NFU says fly-tipping has increased by 45 per cent since June 2011.
New figures released by the National Farmers’ Union (NFU) show that fly-tipping on private land has increased by 45 per cent since June 2011.
The figures, which were released in the ‘NFU Fly-Tip Recording Report Y2’ to coincide with Defra’s fly-tipping summit on 26 July, counter the government’s statistics that show fly-tipping on public land to be on the decrease. The NFU state that there could be a growing trend in opportunistic fly-tipping, possibly as a result of increased fees at licensed sites, or changes to their opening hours.
Between June 2011 and May 2012, 168 incidents of fly-tipping were reported on private land (45 per cent higher than the year before), costing farmers as much as £1,200 to clear up each incident. Over half of the waste dumped was found to be household waste.

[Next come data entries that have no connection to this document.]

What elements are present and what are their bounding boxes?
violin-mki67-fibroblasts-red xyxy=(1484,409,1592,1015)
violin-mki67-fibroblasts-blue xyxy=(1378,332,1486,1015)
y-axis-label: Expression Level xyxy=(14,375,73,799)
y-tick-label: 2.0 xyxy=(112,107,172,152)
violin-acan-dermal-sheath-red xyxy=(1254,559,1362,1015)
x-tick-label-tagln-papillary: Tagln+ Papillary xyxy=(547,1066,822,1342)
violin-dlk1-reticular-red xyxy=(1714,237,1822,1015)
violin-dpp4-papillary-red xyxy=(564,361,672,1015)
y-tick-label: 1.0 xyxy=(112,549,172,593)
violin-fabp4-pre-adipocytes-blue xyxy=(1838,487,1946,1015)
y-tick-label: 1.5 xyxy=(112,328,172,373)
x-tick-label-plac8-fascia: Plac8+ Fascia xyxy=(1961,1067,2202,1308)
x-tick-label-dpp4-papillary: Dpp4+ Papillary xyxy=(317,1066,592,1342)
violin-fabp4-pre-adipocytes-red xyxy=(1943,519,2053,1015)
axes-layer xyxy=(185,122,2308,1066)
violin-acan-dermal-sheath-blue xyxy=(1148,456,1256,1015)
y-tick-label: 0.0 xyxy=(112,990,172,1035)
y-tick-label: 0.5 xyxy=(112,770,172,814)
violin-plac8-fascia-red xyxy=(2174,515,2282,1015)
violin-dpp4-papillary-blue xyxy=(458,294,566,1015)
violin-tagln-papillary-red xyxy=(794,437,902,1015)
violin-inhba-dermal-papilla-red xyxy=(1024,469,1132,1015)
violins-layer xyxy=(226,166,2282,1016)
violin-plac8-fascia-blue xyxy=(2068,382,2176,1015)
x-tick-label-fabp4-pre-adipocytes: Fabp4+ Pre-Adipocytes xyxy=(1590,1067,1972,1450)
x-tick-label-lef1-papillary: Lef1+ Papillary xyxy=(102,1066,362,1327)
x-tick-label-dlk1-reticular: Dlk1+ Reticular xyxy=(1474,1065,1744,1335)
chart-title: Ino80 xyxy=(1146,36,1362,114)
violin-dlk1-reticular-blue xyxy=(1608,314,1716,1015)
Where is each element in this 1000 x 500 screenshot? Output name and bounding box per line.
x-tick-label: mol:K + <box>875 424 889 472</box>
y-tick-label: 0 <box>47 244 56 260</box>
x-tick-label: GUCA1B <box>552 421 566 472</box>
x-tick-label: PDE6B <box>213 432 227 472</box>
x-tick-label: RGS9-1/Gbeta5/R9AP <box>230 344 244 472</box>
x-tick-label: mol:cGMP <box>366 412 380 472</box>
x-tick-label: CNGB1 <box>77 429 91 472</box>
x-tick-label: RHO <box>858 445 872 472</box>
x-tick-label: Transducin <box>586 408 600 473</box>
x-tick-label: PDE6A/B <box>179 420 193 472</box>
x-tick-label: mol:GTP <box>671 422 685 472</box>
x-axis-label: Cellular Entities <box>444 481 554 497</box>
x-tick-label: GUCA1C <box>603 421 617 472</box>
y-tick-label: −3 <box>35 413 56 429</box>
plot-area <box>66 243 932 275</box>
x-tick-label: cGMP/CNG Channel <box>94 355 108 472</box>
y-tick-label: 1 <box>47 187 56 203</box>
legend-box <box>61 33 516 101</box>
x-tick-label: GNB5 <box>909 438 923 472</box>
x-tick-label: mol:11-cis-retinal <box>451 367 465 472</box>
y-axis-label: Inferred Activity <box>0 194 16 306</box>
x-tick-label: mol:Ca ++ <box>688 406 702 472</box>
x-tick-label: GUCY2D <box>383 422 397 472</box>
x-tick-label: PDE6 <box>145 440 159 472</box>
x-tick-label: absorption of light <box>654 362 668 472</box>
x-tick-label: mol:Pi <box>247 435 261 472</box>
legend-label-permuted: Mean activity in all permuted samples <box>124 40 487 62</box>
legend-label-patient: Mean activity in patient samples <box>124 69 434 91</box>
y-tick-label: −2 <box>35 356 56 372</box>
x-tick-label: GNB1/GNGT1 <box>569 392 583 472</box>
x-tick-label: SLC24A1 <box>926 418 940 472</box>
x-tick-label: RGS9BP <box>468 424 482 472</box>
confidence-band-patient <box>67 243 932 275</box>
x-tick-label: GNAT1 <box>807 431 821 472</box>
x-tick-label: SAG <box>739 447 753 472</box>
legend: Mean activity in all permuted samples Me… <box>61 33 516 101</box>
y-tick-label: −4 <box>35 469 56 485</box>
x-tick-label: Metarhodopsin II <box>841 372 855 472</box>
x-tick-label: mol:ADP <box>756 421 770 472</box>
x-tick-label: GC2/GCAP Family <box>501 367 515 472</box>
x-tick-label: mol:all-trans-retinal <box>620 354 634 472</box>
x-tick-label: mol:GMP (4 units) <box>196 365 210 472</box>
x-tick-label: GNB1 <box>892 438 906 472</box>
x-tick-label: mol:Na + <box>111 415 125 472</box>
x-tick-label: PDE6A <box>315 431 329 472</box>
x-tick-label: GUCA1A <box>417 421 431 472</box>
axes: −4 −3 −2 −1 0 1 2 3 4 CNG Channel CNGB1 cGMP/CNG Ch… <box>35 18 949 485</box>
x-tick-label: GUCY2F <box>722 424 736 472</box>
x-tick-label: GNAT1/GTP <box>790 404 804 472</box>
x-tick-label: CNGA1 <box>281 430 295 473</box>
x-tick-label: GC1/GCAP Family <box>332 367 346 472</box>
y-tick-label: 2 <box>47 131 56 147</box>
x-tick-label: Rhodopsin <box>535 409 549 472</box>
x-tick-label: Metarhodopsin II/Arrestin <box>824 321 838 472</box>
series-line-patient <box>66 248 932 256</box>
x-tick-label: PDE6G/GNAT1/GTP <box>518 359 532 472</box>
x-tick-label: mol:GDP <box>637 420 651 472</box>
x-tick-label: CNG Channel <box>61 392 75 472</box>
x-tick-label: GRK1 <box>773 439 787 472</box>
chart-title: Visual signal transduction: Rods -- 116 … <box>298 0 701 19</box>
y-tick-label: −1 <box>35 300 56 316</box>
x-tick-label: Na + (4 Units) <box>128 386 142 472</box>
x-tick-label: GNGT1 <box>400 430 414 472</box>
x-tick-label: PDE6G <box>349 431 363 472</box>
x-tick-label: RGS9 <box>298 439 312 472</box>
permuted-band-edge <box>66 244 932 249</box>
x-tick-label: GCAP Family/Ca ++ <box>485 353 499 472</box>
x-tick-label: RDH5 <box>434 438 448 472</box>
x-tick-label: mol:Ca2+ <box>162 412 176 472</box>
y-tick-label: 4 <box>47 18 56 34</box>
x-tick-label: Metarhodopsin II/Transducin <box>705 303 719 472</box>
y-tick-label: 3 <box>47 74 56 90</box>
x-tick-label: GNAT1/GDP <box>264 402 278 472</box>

NFU environment policy adviser Nicola Dunn said: “Our members rightly feel they are the victims of this growing trend in fly-tipping, which costs them both time and money. It is incredibly unfair that the responsibility of clearing up after those who are flouting the law lies solely with landowners.
“We hope this report and [Friday’s] summit will start the ball rolling in ensuring our members, and other private landowners, get a fair deal. If they do have to clean up after those who have no respect for the countryside whatsoever, there should be a support mechanism in place so that they can deal with the problem with minimal disruption and cost. We aren’t asking for much but now is the time to act.”
At the summit, NFU put forward recommendations to change legislation that included:
1. Landowners who clear tips and transport the waste to a local authority disposal site should be provided with a free of charge disposal for the fly-tipped waste;
2. Local authorities should recognise that their own waste policies can have an impact on the amount of fly-tipping in a local area, so they should be part of the solution too – regardless of whether the land is private or public;
3. The FlyCapture database to be used to record fly-tipping incidents, including those on private land. The data would be used to monitor progress, assess trends and investigate the impact of waste policies.
Speaking ahead of the summit last week, ESA’s Director General, Barry Dennis commented: “I am pleased to be attending Thursday’s summit, but I don’t think that the sheer scale of the fly-tipping that blights our communities is fully appreciated. About half a million tonnes of waste was illegally dumped last year - if this was piled up it would more than fill the Olympics Aquatics Centre - the second largest Olympic venue.
“There has been a real effort to clean up Britain for the Olympics but those who fly-tip are degrading the local environment day in-day out. The cost of clearing up fly-tipped waste is very substantial, pollution can result and legitimate waste companies lose business… The summit needs to emphasise a zero-tolerance approach to fly-tipping. A good start would be much higher fines for those caught - in 2010/2011 the majority of fines were between £51-£200 and this is just not enough.”
The fly-tipping report on private land can be found on the NFU website.